/apriori

Implementation of apriori algorithm to find frequent field-value 'itemsets' in maintenance record structured data fields.

Primary LanguagePythonOtherNOASSERTION

Repo: apriori

Features

  • Python
  • pandas Python statistical package

Description

While working on a project to extract information from the free text fields of aircraft maintenance records, I wanted to see if it wasn't possible to use the structured data fields of those records to normalize the irregular language found in the free-text fields and alleviate the added complexity of processing them with standard NLP techniques. Later I was able to turn this question into a methodical investigation for a Data Mining class. As part of my class project, I wrote this implementation of the common apriori algorithm, based on the description found in Han, J., Kamber, M., Pei, J. (2006). Data Mining: Concepts and Techniques, Morgan Kaufmann, p. 253.
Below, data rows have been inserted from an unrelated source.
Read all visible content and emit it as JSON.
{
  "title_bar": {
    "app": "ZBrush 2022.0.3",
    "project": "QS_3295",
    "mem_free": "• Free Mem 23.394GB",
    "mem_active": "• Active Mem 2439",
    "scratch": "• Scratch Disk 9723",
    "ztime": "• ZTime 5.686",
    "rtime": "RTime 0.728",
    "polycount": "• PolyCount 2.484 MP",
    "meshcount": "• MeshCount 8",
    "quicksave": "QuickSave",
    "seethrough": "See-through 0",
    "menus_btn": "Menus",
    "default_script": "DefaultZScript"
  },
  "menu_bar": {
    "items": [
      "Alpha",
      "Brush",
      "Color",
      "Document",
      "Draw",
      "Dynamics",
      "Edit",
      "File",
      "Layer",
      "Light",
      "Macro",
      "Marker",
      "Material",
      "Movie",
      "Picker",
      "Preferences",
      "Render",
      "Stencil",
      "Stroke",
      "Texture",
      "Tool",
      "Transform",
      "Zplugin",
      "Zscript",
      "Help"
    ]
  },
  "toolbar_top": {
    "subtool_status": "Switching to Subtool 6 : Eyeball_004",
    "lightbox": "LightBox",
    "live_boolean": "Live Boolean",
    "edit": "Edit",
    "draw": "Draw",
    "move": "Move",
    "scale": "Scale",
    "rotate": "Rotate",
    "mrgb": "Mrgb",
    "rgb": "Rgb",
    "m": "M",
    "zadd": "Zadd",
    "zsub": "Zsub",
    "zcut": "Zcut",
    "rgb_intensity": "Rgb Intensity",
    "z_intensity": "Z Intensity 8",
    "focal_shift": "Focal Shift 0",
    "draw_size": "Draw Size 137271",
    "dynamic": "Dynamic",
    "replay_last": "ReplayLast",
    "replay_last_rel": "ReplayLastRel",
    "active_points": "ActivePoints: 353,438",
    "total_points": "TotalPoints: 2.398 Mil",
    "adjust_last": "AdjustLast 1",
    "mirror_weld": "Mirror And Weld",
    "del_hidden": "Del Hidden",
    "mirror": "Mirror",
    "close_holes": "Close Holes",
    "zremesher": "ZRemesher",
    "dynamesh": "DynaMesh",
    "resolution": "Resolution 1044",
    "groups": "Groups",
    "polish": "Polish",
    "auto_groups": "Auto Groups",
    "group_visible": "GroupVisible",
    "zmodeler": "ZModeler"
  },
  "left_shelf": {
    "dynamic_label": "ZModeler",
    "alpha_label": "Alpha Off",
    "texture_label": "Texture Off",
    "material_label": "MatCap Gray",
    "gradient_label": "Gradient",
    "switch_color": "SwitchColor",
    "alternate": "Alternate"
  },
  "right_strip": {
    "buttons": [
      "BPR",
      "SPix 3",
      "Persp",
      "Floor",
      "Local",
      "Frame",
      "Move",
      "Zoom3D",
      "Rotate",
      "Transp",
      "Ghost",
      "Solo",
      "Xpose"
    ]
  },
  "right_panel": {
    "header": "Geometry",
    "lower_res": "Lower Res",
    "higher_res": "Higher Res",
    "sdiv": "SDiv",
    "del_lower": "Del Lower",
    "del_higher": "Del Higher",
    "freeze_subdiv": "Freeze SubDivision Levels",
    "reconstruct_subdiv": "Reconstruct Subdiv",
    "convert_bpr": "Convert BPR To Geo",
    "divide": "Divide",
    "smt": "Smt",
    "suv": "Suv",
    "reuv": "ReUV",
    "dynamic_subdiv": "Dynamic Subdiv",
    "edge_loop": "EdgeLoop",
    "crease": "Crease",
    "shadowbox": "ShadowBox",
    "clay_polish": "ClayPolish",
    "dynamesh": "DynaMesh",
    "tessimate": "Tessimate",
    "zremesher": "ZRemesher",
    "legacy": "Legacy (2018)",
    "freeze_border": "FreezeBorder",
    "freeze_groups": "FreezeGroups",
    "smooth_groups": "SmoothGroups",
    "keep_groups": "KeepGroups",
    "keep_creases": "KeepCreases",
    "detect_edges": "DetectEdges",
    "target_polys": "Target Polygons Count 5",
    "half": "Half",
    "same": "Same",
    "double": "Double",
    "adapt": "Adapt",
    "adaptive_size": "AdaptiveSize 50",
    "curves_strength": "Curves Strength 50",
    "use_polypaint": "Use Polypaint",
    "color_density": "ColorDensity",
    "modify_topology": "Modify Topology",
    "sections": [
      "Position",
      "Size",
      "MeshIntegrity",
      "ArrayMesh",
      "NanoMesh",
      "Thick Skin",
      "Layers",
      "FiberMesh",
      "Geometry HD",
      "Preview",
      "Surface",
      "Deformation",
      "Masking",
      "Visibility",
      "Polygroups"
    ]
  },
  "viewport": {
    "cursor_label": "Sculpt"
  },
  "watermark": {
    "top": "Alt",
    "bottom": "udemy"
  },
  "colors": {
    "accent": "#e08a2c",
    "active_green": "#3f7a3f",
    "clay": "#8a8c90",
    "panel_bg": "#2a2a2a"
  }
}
Frequent itemset mining is a subclass of frequent pattern mining, and is used to detect patterns of commonly co-occurring events. A classic example of frequent itemset mining is market basket analysis, wherein a marketing analyst uses purchasing history data to determine which products are likely to be purchased together in order to make decisions about placement of goods or special offers. In order to see if there were similar frequent co-occurrences of structured data values and whether or not these patterns mapped to strong support for references to single part names in free text fields, I adapted the apriori algorithm to find frequently occurring sets of structured data values. For the algorithm to work within the domain of maintenance records, certain subtleties had to be incorporated into it. Each maintenance record is treated as though it were a market transaction; field-value pairs are equivalent to purchased items. Since a record cannot have more than one structured data entry of the same field, when building candidate itemsets items must be withheld from a set when their field names match another already in the set. However, two sequences of field-value pairings cannot be considered equal unless all field names and their corresponding values align, so when determining itemset equality items must be compared by both field name and value. This subtlety is manifest in the different treatments of Item and Itemset hash functions, which are used for set construction.